#01 – Câmara Municipal da Maia Paços do Concelho

Da cidade
Premonição dos
primeiros passos do
concelho

Muito depois da transferência da sede de concelho do Castêlo da Maia para o lugar de Barreiros (1902), no exercício do primeiro mandato do Doutor José Vieira de Carvalho, no quadriénio de 1970 a 1974, ainda a Revolução de Abril não sucedera, a Maia era ainda profundamente rural, mesmo nas imediações do cruzamento da estrada Porto-Braga com a EN 107.

Começa a notar-se, porém, uma aceleração dos processos de urbanização e densificação nas imediações do cruzamento e do pequeno centro administrativo, já com algum comércio e serviços, alimentada pelo crescimento das indústrias que antes se tinham fixado nos arrabaldes do Porto, ao longo das linhas de água ou nas margens da Via Norte, aberta desde 1959, pelo êxodo do centro do Porto para a periferia e pela fixação da população recém-chegada das colónias.

Contornando as exigências centralistas que de Lisboa chegavam por ofício, o projeto dos Paços do Concelho rompe com as formas preexistentes, institui uma nova ordem espacial na então vila da Maia, mais abstrata. A implantação do edifício, à ilharga da antiga estrada Porto-Braga, com fachada principal bem exposta a sul, explora a tensão do cruzamento viário. A arquitetura dá resposta a novas necessidades organizacionais e por isso se faz. A obra é concluída em 1982, já no segundo primeiro mandato de Vieira de Carvalho.
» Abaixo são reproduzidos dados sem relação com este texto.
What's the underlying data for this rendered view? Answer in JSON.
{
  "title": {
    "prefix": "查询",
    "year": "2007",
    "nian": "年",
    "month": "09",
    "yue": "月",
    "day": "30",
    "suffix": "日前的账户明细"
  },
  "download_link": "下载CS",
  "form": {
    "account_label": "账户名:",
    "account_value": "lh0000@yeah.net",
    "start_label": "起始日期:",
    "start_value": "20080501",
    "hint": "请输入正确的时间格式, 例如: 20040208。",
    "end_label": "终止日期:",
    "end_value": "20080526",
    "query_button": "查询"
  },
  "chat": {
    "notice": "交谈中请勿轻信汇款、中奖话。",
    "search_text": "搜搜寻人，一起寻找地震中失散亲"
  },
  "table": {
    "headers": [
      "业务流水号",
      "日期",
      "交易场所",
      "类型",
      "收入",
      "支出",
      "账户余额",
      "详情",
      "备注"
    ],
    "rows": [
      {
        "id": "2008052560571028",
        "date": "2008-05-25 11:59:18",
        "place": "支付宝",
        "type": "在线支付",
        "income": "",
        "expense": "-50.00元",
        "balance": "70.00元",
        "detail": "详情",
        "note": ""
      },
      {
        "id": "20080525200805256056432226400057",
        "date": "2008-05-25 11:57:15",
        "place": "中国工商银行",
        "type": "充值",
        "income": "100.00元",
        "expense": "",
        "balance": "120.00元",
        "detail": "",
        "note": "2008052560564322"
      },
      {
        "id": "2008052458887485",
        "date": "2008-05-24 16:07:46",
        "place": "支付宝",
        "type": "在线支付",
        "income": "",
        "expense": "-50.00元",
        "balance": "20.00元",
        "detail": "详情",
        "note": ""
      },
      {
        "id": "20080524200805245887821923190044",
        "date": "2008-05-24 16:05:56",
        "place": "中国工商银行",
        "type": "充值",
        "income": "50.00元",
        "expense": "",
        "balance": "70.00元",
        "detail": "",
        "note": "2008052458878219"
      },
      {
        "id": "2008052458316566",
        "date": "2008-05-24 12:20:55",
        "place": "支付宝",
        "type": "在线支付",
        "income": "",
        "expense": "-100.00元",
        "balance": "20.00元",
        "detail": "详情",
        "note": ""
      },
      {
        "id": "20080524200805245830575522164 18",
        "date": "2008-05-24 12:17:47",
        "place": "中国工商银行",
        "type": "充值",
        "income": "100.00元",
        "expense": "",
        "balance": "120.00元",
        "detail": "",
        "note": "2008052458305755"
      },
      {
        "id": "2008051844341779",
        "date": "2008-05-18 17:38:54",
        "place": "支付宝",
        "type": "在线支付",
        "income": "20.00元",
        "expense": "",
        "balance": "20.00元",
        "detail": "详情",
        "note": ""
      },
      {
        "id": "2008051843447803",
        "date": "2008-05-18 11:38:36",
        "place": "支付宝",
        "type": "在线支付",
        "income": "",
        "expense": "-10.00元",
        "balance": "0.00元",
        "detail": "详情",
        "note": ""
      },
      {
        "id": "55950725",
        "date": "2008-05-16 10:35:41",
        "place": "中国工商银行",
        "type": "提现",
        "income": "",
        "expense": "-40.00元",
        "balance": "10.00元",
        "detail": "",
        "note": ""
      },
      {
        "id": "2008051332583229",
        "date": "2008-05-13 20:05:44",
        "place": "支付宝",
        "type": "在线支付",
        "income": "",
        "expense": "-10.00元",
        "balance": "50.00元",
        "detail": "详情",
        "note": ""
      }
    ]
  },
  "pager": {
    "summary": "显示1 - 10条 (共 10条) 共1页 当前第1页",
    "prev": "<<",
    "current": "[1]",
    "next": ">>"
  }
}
De forma premonitória, o projeto desenha um amplo espaço público frontal dos Paços do Concelho, configurando uma visão não construída de uma praça, um pequeno rossio, com pavimentação inspirada nos padrões de Burle Marx, muito longe da calçada de Copacabana, para marcar o centro. Na cidade, como no Universo, quase nada se cria, tudo se transforma, e sendo provável que Souto de Moura, 30 anos depois, não tenha conhecido a premonição de António Machado, o certo é que a praça aconteceria. No início da década de 80, o automóvel sairia vencedor, com a configuração viária dos ajardinamentos envolventes. Mas o centro já tinha começado a existir; depois da arquitetura do edifício viria, com o tempo, o resto.

Da arquitetura
Desenhar a
representação do
novo poder autárquico

O edifício dos Paços do Concelho é, ele próprio, o “hipocentro” da Maia. Implantado no lado norte da Praça do Doutor José Vieira de Carvalho, em conjunto com a Torre Lidador, define-se como construção de exceção no centro urbano. 

O projeto, desenvolvido nos primeiros anos da década de 70 do século passado, mostra-nos a intencionalidade do arquiteto em desenhar a representação do novo poder autárquico. A palavra “novo” significa, aqui, uma espécie de (re)celebração do poder local através da forma da arquitetura e, também, através da forma da cidade. Pois a decisão de construir de raiz outra sede do poder autárquico, para além de motivos funcionais / programáticos (inerentes à concentração de uma série de serviços camarários), certamente também se deveu à necessidade de (re)afirmar o centro enquanto rosto da câmara municipal maiata.

Com o novo edifício clarificou-se o grande vazio a sul, definindo-se com maior rigor a praça, e, simultaneamente, procurou-se, através da arquitetura de gosto brutalista, representar as qualidades do que idealmente poderá ser a representação física ideal do poder autárquico: segurança, firmeza e estabilidade.

O projeto mostra-nos uma proposta algo diversa da solução construída, sobretudo, pelo invólucro da construção combinar as materialidades da cerâmica e do granito numa composição construtivo-representacional dos volumes: a cerâmica como revestimento de elementos verticais cegos do volume principal (como as empenas) e o pseudo-torreão junto à entrada principal; o granito como revestimento da generalidade dos elementos da composição, nomeadamente, no volume principal, nas zonas parietais moduladas e modeladas pelos vãos, no grande entablamento que o remata superiormente, e no volume do salão nobre. A composição parece querer emprestar às formas construídas alguma leveza pela tessitura das superfícies em cerâmica, perante o peso dos elementos em granito. Apesar de tudo, a forma construída recusou o uso da cerâmica em favor do revestimento total em granito.